Digital evidence and privacy of data 

Digital evidence is defined as digital material that is stored or transmitted digitally. This material contains probative information obtained from various sources such as computers, smartphones, wearables and routers that can be used in legal proceedings. Therefore, digital evidence can manifest in form of emails and text messages, databases, digital photographs, among others.

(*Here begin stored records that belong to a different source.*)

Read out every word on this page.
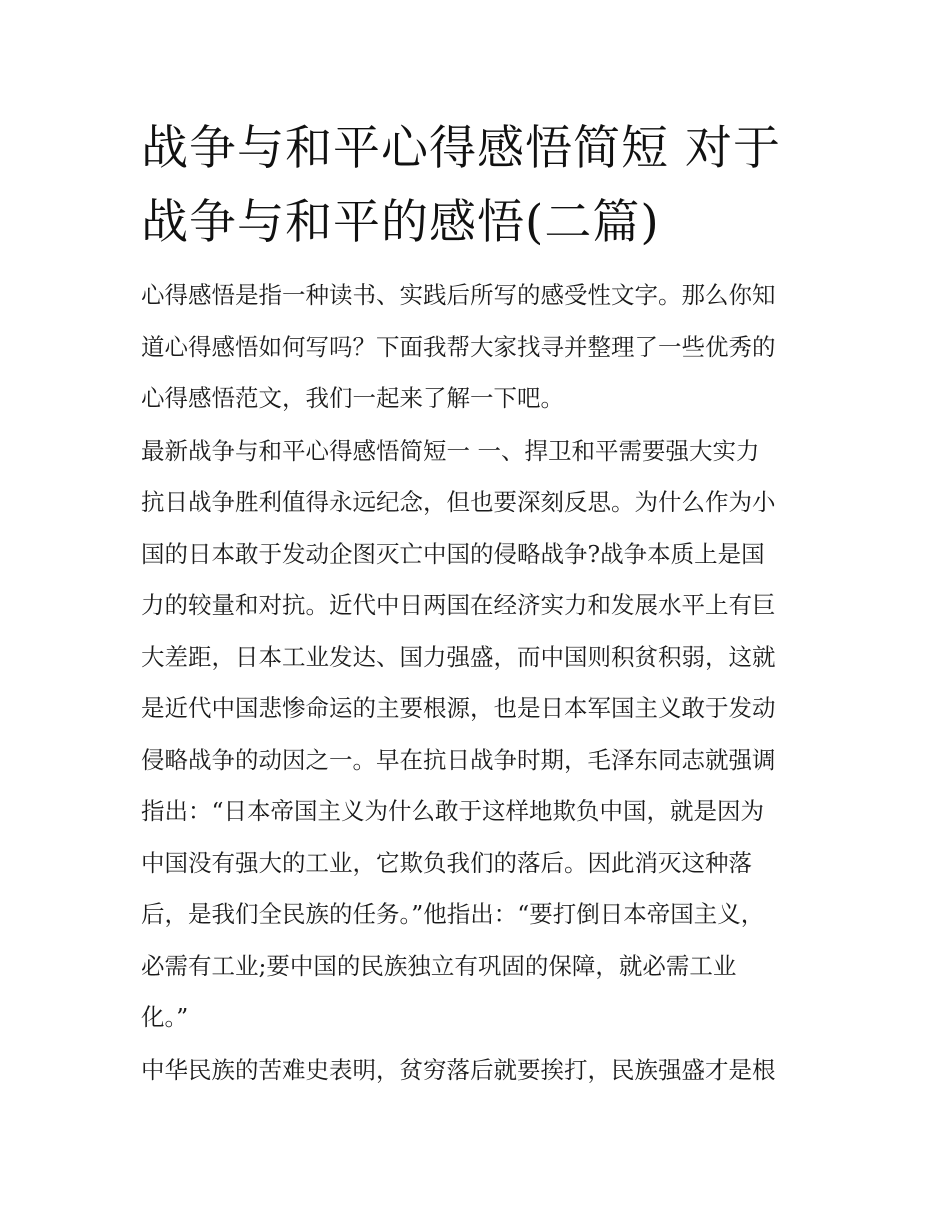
战争与和平心得感悟简短 对于
战争与和平的感悟(二篇)

心得感悟是指一种读书、实践后所写的感受性文字。那么你知
道心得感悟如何写吗？下面我帮大家找寻并整理了一些优秀的
心得感悟范文，我们一起来了解一下吧。

最新战争与和平心得感悟简短一 一、捍卫和平需要强大实力
抗日战争胜利值得永远纪念，但也要深刻反思。为什么作为小
国的日本敢于发动企图灭亡中国的侵略战争?战争本质上是国
力的较量和对抗。近代中日两国在经济实力和发展水平上有巨
大差距，日本工业发达、国力强盛，而中国则积贫积弱，这就
是近代中国悲惨命运的主要根源，也是日本军国主义敢于发动
侵略战争的动因之一。早在抗日战争时期，毛泽东同志就强调
指出：“日本帝国主义为什么敢于这样地欺负中国，就是因为
中国没有强大的工业，它欺负我们的落后。因此消灭这种落
后，是我们全民族的任务。”他指出：“要打倒日本帝国主义，
必需有工业;要中国的民族独立有巩固的保障，就必需工业
化。”

中华民族的苦难史表明，贫穷落后就要挨打，民族强盛才是根
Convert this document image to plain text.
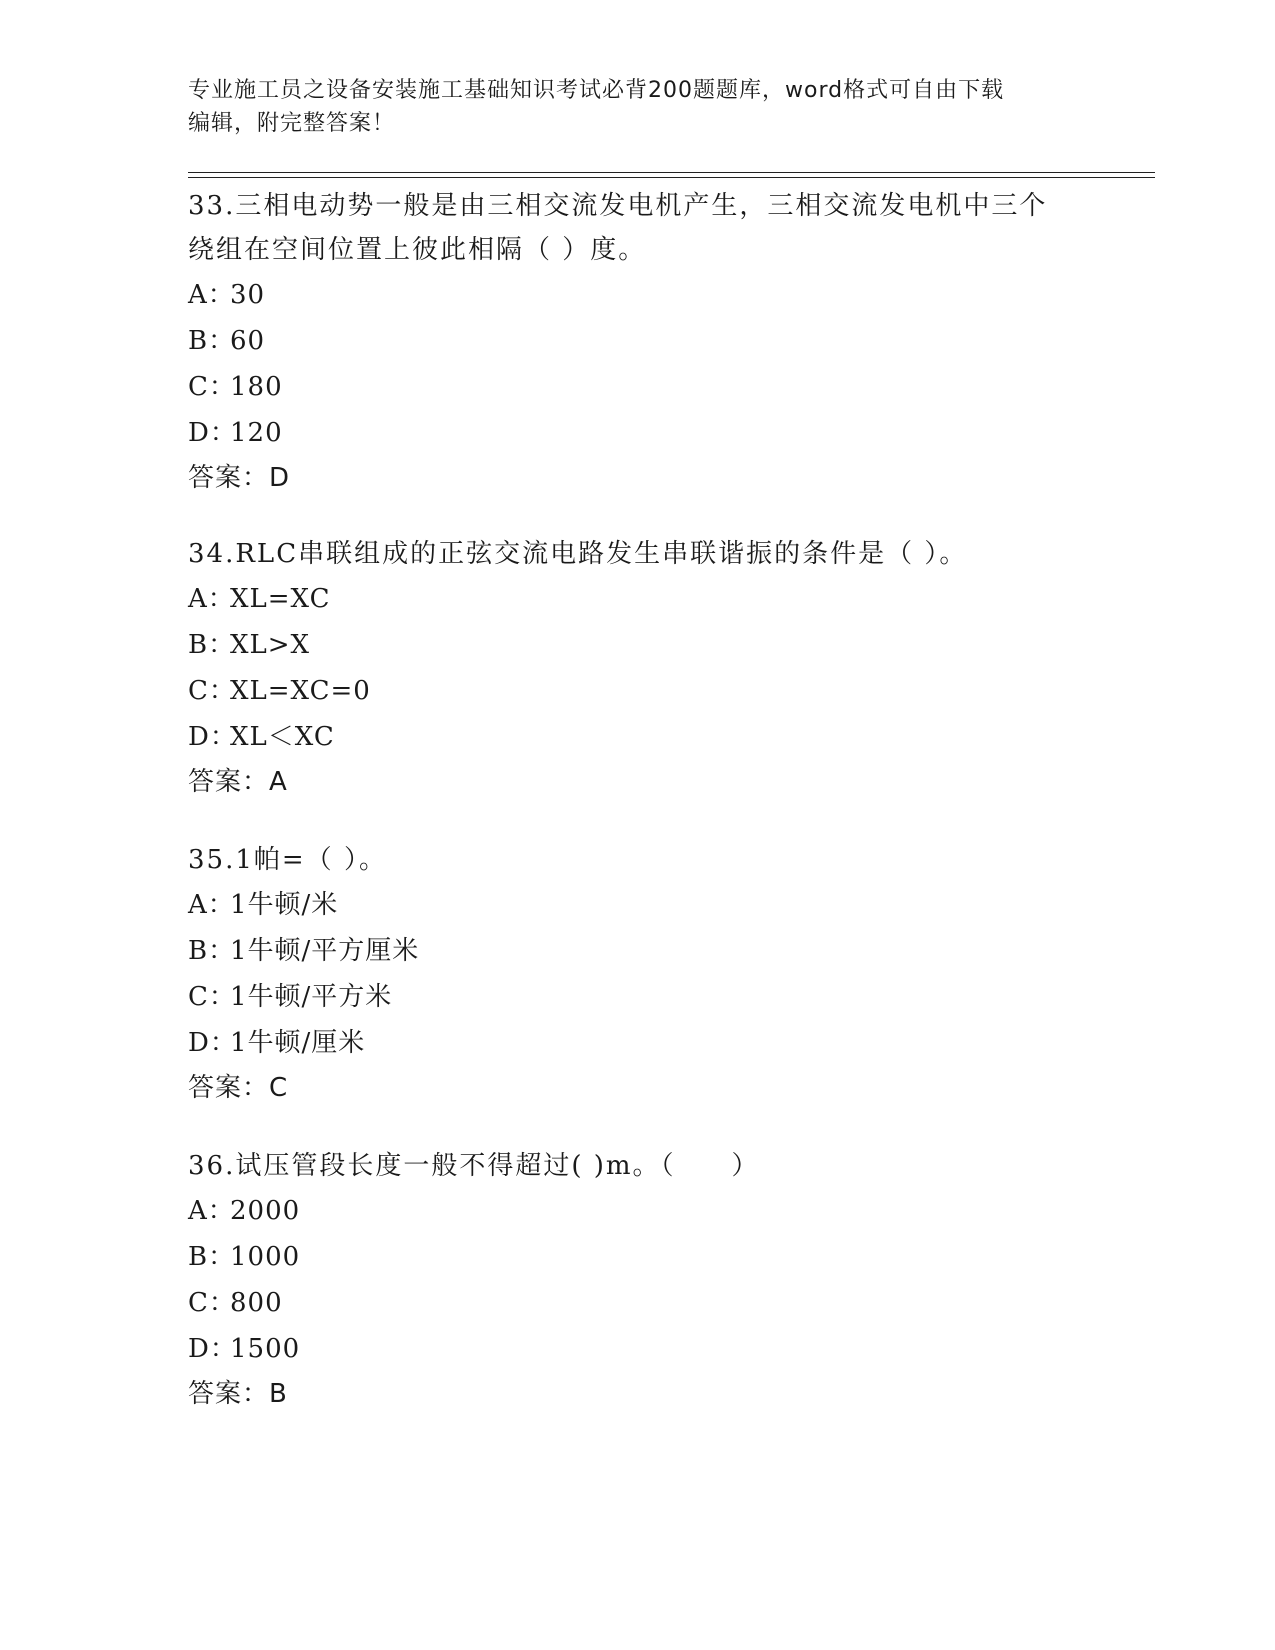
专业施工员之设备安装施工基础知识考试必背200题题库，word格式可自由下载
编辑，附完整答案！
33.三相电动势一般是由三相交流发电机产生，三相交流发电机中三个
绕组在空间位置上彼此相隔（ ）度。
A：30
B：60
C：180
D：120
答案：D
34.RLC串联组成的正弦交流电路发生串联谐振的条件是（ ）。
A：XL=XC
B：XL>X
C：XL=XC=0
D：XL＜XC
答案：A
35.1帕=（ ）。
A：1牛顿/米
B：1牛顿/平方厘米
C：1牛顿/平方米
D：1牛顿/厘米
答案：C
36.试压管段长度一般不得超过( )m。（　　）
A：2000
B：1000
C：800
D：1500
答案：B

Most phone companies tend to be sources of digital evidence. Through  technologies such as geofencing – a process of mapping of phones within a targeted location using GPS, RFID or Wi-Fi,[1] a lot of personal information such as phone numbers and emails of customers reside in these companies. When seeking to obtain such information, the onus is on service providers to ensure confidentiality and data protection of the customer’s information. When considering digital evidence, the question of how it was obtained is key in determining its admissibility. Section 106B of the Evidence Act introduces a requirement of integrity and reliability by requiring evidence derived from a computer, to be from persons having legal control in the ordinary course of business.[2] Lawful control will mean that the essence of data protection and privacy is not violated in the first place.

Admissibility of digital evidence

The African Union Convention on Cyber Security & Personal Data  offers guidance on ascertaining lawful control of digital evidence. It provides that processing of personal data containing information on offences and convictions must be done so after authorization by a national data protection authority.[3] This will ensure that this processing is done within the safeguards of protecting of personal data under the Convention. For a request of authorization to be granted, the following information must be well established:

  • Identity & address of the data controller.
  • The purpose of processing data must be included.
  • A nexus between other processing activities.
  • The length the processed data was kept.
  • The service that carried out the processing.
  • The persons who had direct access to the registered data. Relatedly, the functions of this category of persons.
  • The recipient’s authorized to receive data communication.
  • The function of the person before which the right to access is to be exercised.
  • Security measures to protect the processing of actions and of data.
  • The use of a sub-contractor if any.
  • Expected transfer of personal data to a third country that is not a member of the African Union, subject to reciprocity.

The investment of time in achieving authenticity, reliability, credibility, integrity, and relevance of evidence, will require strong collaboration with a digital forensic expert. This will ensure that various threats such as loss of data, error of data and interference of data does not challenge the admissibility of evidence. In addition, a chronological documentation of the chain of custody capturing the process of seizure, custody, control, transfer, analysis, and disposition of electronic evidence should be tabled. This report will enable a forensic investigator to verify whether the evidence offered in court is the same evidence collected or retrieved.


As digital evidence becomes more popular in Kenyan Courts, there is need for more awareness among court users and processing officials. Public awareness on privacy and data protection is particularly useful in ensuring that digital evidence is acquired fairly and its use does not overshadow other parties right  to privacy.

[1] These are tracking program apps installed into software.

[2] Section 106B, Evidence Act (No. 46 of 1963).

[3]Article 10(6), the African Union Convention on Cyber Security & Personal Data, 27 June 2014, AU/Decl. (XIV).